Was the original choice to play James Bond 007 in Dr. No (1962).
Was associated with the lead role in a film version of Mary Renault's novel of ancient Crete, "The King Must Die." The film was never made.
In 1976, in what would be his final interview, Boyd expressed regret at concentrating so heavily on movies and said he wished he had acted more on stage and on television.
While working as a doorman in 1955, Boyd was discovered by Sir Michael Redgrave, who got him his first film role.
In 1995, Charlton Heston denied a claim by screenwriter Gore Vidal that there was a gay subtext to the film Ben-Hur (1959). Vidal claims he wrote the script with such an implication and mentioned the subtext to director William Wyler. Boyd, who played Ben-Hur's friend (and later nemesis) Messala, supposedly was in on this subtext and played his scenes as if he had been spurned by his gay lover. Heston was not informed of this as they thought he would not like it. Heston went on to state that after writing one scene, Vidal was dismissed from the project. Vidal responded by producing extracts from Heston's 1978 journal "The Actor's Life", in which he admitted Vidal had written most of the finished screenplay.
He blamed the massive commercial failure of The Fall of the Roman Empire (1964) for ruining his movie career.
Nearly died during the great flu epidemic in London in 1952.
I decided that perhaps now I'm at an age when film producers and the major companies might accept me again as I am rather than as they thought I was. (1976)
[on Brigitte Bardot] All I can say is that when I'm trying to play serious love scenes with her, she's positioning her bottom for the best angle shots.
[on Sophia Loren] She is not the most attractive lady in the world at first glance but, my God, two seconds later you felt like you were in a dream world.
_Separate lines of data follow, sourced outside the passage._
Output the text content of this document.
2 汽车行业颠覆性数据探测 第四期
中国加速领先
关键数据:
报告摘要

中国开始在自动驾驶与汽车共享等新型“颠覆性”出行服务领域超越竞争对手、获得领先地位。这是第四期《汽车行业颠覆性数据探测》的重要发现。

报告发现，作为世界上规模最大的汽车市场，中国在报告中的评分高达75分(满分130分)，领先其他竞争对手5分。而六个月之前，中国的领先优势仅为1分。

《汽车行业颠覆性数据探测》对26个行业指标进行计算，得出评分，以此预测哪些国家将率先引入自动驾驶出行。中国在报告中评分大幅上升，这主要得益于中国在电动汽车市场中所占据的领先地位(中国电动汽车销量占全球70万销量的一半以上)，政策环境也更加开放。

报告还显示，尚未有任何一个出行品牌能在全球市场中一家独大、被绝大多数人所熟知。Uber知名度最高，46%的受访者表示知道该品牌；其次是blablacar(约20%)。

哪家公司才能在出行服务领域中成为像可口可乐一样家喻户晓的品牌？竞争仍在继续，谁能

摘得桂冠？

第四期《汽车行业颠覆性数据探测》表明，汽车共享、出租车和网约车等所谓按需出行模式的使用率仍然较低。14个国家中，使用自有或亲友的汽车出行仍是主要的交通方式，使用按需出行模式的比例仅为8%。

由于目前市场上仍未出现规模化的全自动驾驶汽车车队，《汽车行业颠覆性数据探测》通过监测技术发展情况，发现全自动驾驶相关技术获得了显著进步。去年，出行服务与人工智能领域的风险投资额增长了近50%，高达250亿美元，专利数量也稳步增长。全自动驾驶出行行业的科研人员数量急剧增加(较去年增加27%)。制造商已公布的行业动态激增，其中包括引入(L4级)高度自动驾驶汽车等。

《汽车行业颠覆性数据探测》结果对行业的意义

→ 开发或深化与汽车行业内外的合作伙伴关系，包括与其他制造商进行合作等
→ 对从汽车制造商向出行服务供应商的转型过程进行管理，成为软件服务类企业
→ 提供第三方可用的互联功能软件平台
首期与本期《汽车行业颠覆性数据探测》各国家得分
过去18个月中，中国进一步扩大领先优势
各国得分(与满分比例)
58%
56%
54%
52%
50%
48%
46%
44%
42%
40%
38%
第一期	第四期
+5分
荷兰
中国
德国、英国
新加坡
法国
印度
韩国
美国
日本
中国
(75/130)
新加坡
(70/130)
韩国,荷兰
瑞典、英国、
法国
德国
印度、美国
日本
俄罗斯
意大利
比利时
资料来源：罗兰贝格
Just for her to say "Hello" was enough. You just capitulated. For me she is the most beautiful person I've ever met.
I am sick and tired of acting. I want to make decisions at production level. I have tried to fight the system and do things my way, but I haven't been able to. Now I feel that whatever talent I may have had is gone. The time has come to move on.
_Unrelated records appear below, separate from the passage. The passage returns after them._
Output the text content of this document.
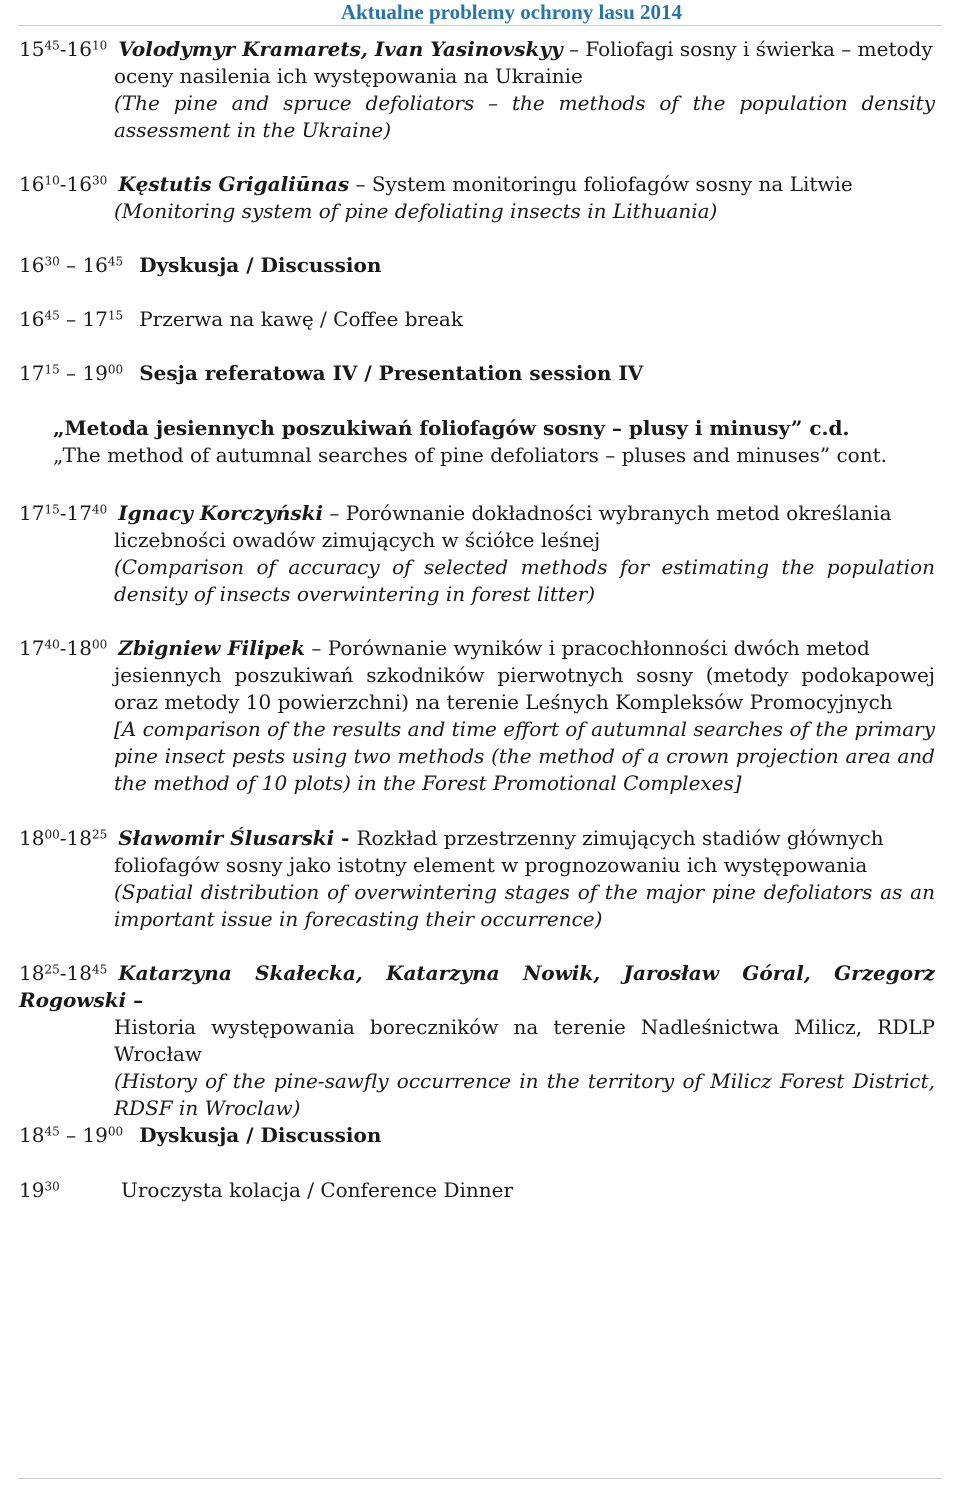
Aktualne problemy ochrony lasu 2014
$15^{45}-16^{10}$ Volodymyr Kramarets, Ivan Yasinovskyy – Foliofagi sosny i świerka – metody
oceny nasilenia ich występowania na Ukrainie
(The pine and spruce defoliators – the methods of the population density assessment in the Ukraine)
$16^{10}-16^{30}$ Kęstutis Grigaliūnas – System monitoringu foliofagów sosny na Litwie
(Monitoring system of pine defoliating insects in Lithuania)
$16^{30} - 16^{45}$ Dyskusja / Discussion
$16^{45} - 17^{15}$ Przerwa na kawę / Coffee break
$17^{15} - 19^{00}$ Sesja referatowa IV / Presentation session IV
„Metoda jesiennych poszukiwań foliofagów sosny – plusy i minusy” c.d.
„The method of autumnal searches of pine defoliators – pluses and minuses” cont.
$17^{15}-17^{40}$ Ignacy Korczyński – Porównanie dokładności wybranych metod określania
liczebności owadów zimujących w ściółce leśnej
(Comparison of accuracy of selected methods for estimating the population density of insects overwintering in forest litter)
$17^{40}-18^{00}$ Zbigniew Filipek – Porównanie wyników i pracochłonności dwóch metod
jesiennych poszukiwań szkodników pierwotnych sosny (metody podokapowej oraz metody 10 powierzchni) na terenie Leśnych Kompleksów Promocyjnych
[A comparison of the results and time effort of autumnal searches of the primary pine insect pests using two methods (the method of a crown projection area and the method of 10 plots) in the Forest Promotional Complexes]
$18^{00}-18^{25}$ Sławomir Ślusarski - Rozkład przestrzenny zimujących stadiów głównych
foliofagów sosny jako istotny element w prognozowaniu ich występowania
(Spatial distribution of overwintering stages of the major pine defoliators as an important issue in forecasting their occurrence)
$18^{25}-18^{45}$ Katarzyna Skałecka, Katarzyna Nowik, Jarosław Góral, Grzegorz Rogowski –
Historia występowania boreczników na terenie Nadleśnictwa Milicz, RDLP Wrocław
(History of the pine-sawfly occurrence in the territory of Milicz Forest District, RDSF in Wroclaw)
$18^{45} - 19^{00}$ Dyskusja / Discussion
$19^{30}$	Uroczysta kolacja / Conference Dinner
They tried to make me a star, a leading man. Well, I'm not a star even though they thought I looked like one. I'm a character actor. When I've had the choice I've always opted for the character role. I'd rather be the pillar that holds up the star than the star himself.
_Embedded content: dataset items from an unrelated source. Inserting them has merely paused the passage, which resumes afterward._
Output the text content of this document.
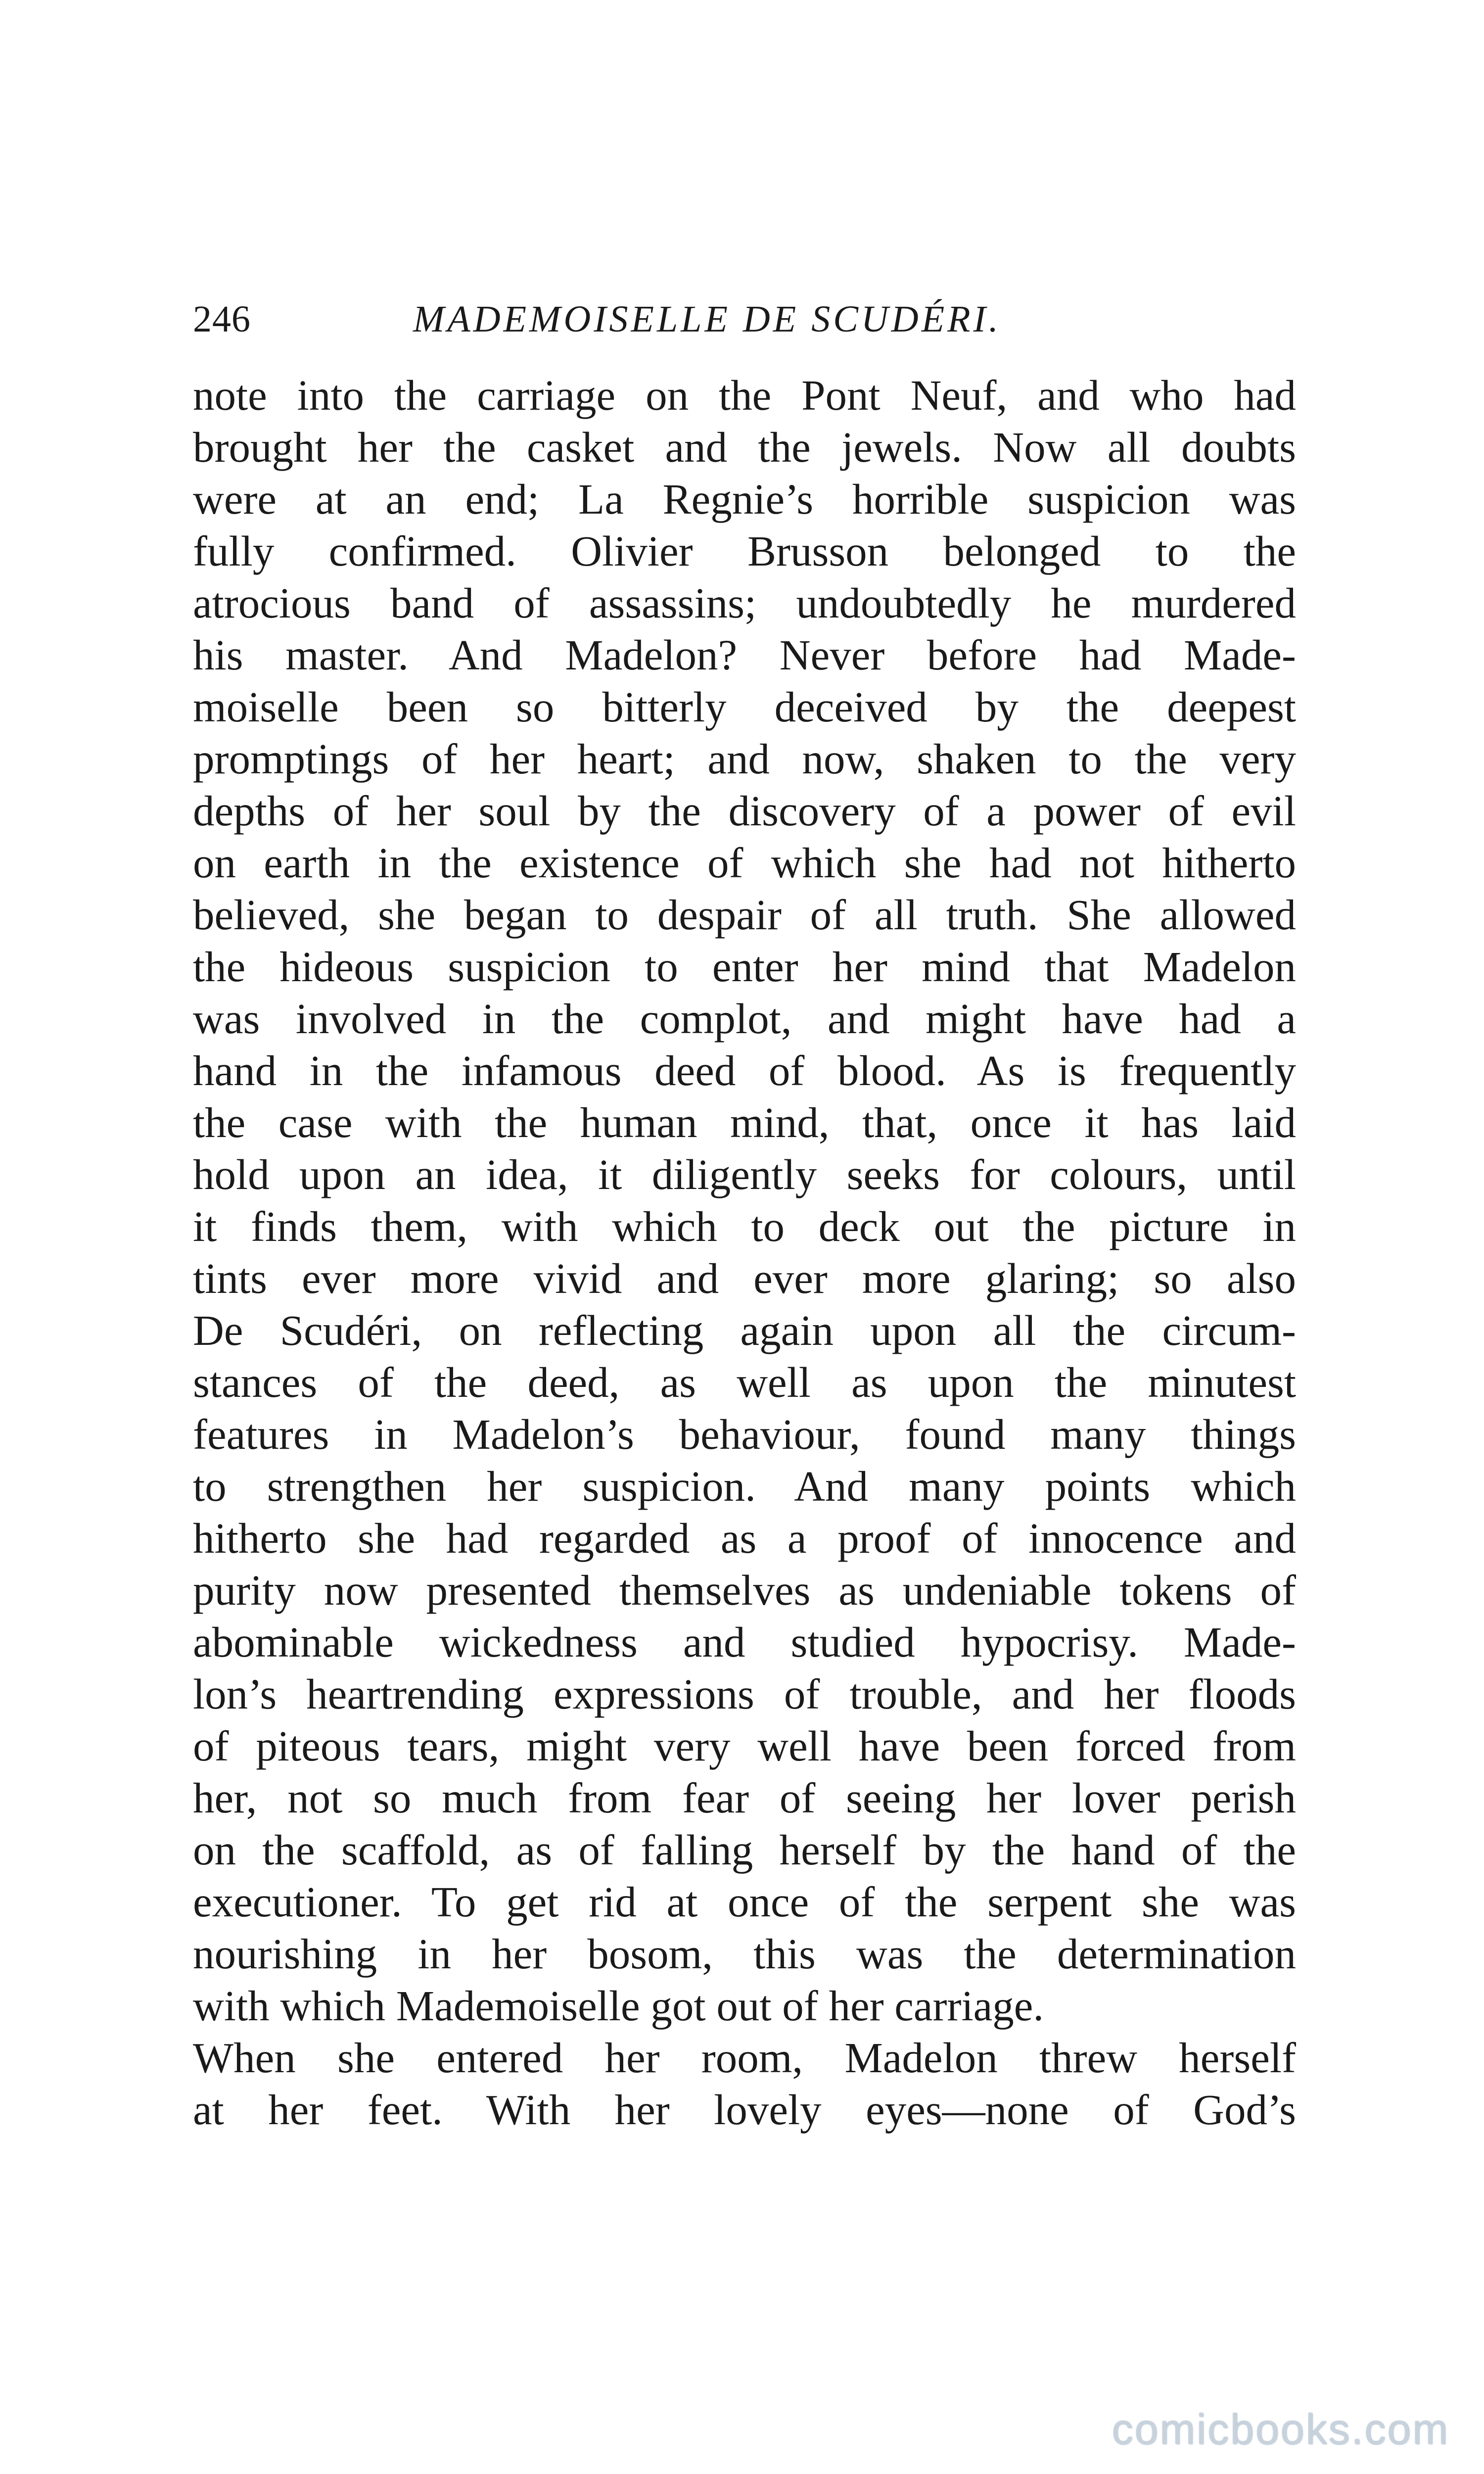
246	MADEMOISELLE DE SCUDÉRI.
note into the carriage on the Pont Neuf, and who had
brought her the casket and the jewels. Now all doubts
were at an end; La Regnie’s horrible suspicion was
fully confirmed. Olivier Brusson belonged to the
atrocious band of assassins; undoubtedly he murdered
his master. And Madelon? Never before had Made-
moiselle been so bitterly deceived by the deepest
promptings of her heart; and now, shaken to the very
depths of her soul by the discovery of a power of evil
on earth in the existence of which she had not hitherto
believed, she began to despair of all truth. She allowed
the hideous suspicion to enter her mind that Madelon
was involved in the complot, and might have had a
hand in the infamous deed of blood. As is frequently
the case with the human mind, that, once it has laid
hold upon an idea, it diligently seeks for colours, until
it finds them, with which to deck out the picture in
tints ever more vivid and ever more glaring; so also
De Scudéri, on reflecting again upon all the circum-
stances of the deed, as well as upon the minutest
features in Madelon’s behaviour, found many things
to strengthen her suspicion. And many points which
hitherto she had regarded as a proof of innocence and
purity now presented themselves as undeniable tokens of
abominable wickedness and studied hypocrisy. Made-
lon’s heartrending expressions of trouble, and her floods
of piteous tears, might very well have been forced from
her, not so much from fear of seeing her lover perish
on the scaffold, as of falling herself by the hand of the
executioner. To get rid at once of the serpent she was
nourishing in her bosom, this was the determination
with which Mademoiselle got out of her carriage.
When she entered her room, Madelon threw herself
at her feet. With her lovely eyes—none of God’s
comicbooks.com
He's a mystery man and I think it's a good idea to occasionally bring back a good character. He's a bit like the man with no name, but he's got more depth, more humor. I think he's capable of more things on either side of the law. He's got glamor. I think a lot of the glamor is missing in motion pictures today and it's very necessary to bring it back. It's interesting to really get to the bottom of the word 'glamor'. It is almost impossible to have glamor without mystery. If there is too much explanation, too much knowledge, the glamor is diminished. It doesn't matter how much you interview Elizabeth Taylor, Marlon Brando or Steve McQueen, there is always the mystery. Once that goes, so too does the glamor. - On The Man Called Noon (1973)
My whole life has been in entertainment. I like to look at people and see them smile - when the face smiles the soul comes through.